Solving linear inequalities requires a clear understanding of the solution process and the ability to apply mathematical concepts to real-world problems. By following the steps outlined in this article, you can solve linear inequalities and find the possible solutions for the variable $t$. We hope that this Q&A guide has provided you with a better understanding of solving linear inequalities.

Discussion

• What are some common mistakes students make when solving linear inequalities?
• How can students use technology to solve linear inequalities?
• What are some real-world applications of linear inequalities?

Answer Key

1. $2x + 5 > 11$
   • $x > 3$
2. $x - \frac{1}{2} < 3$
   • $x < \frac{7}{2}$

Additional Resources

• Khan Academy: Linear Inequalities
• Mathway: Linear Inequalities
• IXL: Linear Inequalities

References

• Larson, R., & Hostetler, R. P. (2015).

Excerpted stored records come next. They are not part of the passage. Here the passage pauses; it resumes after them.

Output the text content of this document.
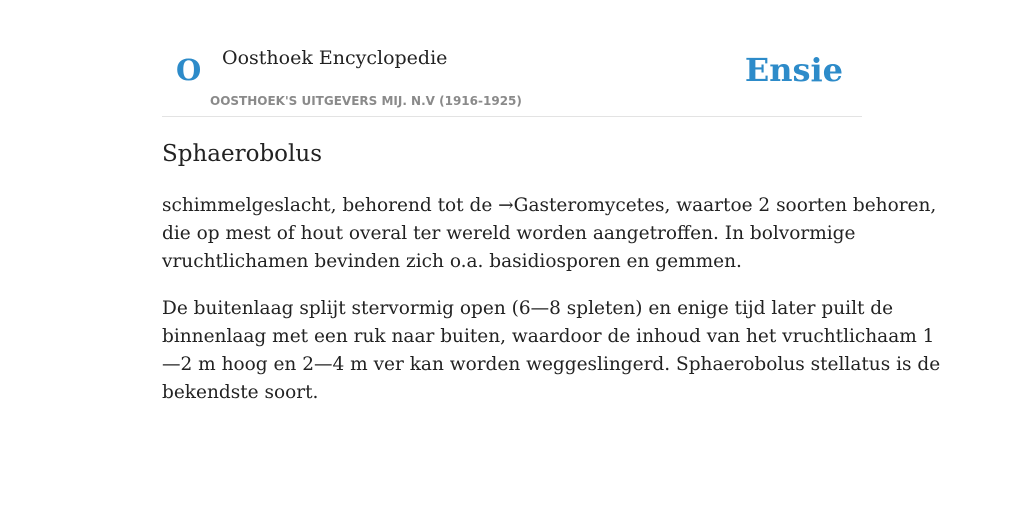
O Oosthoek Encyclopedie
OOSTHOEK'S UITGEVERS MIJ. N.V (1916-1925)
Ensie
Sphaerobolus

schimmelgeslacht, behorend tot de →Gasteromycetes, waartoe 2 soorten behoren,
die op mest of hout overal ter wereld worden aangetroffen. In bolvormige
vruchtlichamen bevinden zich o.a. basidiosporen en gemmen.

De buitenlaag splijt stervormig open (6—8 spleten) en enige tijd later puilt de
binnenlaag met een ruk naar buiten, waardoor de inhoud van het vruchtlichaam 1
—2 m hoog en 2—4 m ver kan worden weggeslingerd. Sphaerobolus stellatus is de
bekendste soort.
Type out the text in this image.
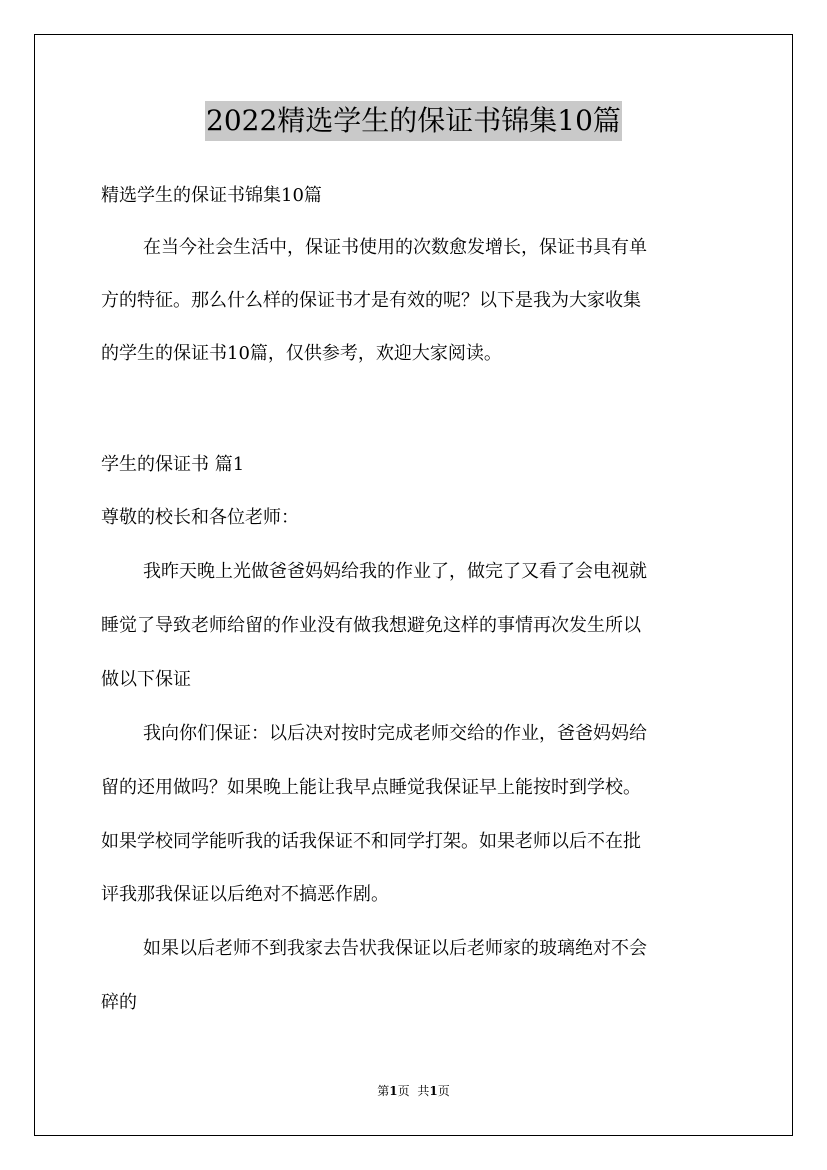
2022精选学生的保证书锦集10篇
精选学生的保证书锦集10篇
在当今社会生活中，保证书使用的次数愈发增长，保证书具有单
方的特征。那么什么样的保证书才是有效的呢？以下是我为大家收集
的学生的保证书10篇，仅供参考，欢迎大家阅读。
学生的保证书 篇1
尊敬的校长和各位老师：
我昨天晚上光做爸爸妈妈给我的作业了，做完了又看了会电视就
睡觉了导致老师给留的作业没有做我想避免这样的事情再次发生所以
做以下保证
我向你们保证：以后决对按时完成老师交给的作业，爸爸妈妈给
留的还用做吗？如果晚上能让我早点睡觉我保证早上能按时到学校。
如果学校同学能听我的话我保证不和同学打架。如果老师以后不在批
评我那我保证以后绝对不搞恶作剧。
如果以后老师不到我家去告状我保证以后老师家的玻璃绝对不会
碎的
第1页 共1页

College algebra. Cengage Learning.
• Sullivan, M. (2016). College algebra. Pearson Education.

About the Author

[Your Name] is a mathematics educator with a passion for helping students understand complex mathematical concepts. With a background in mathematics and education, [Your Name] has developed a unique approach to teaching mathematics that emphasizes problem-solving and critical thinking.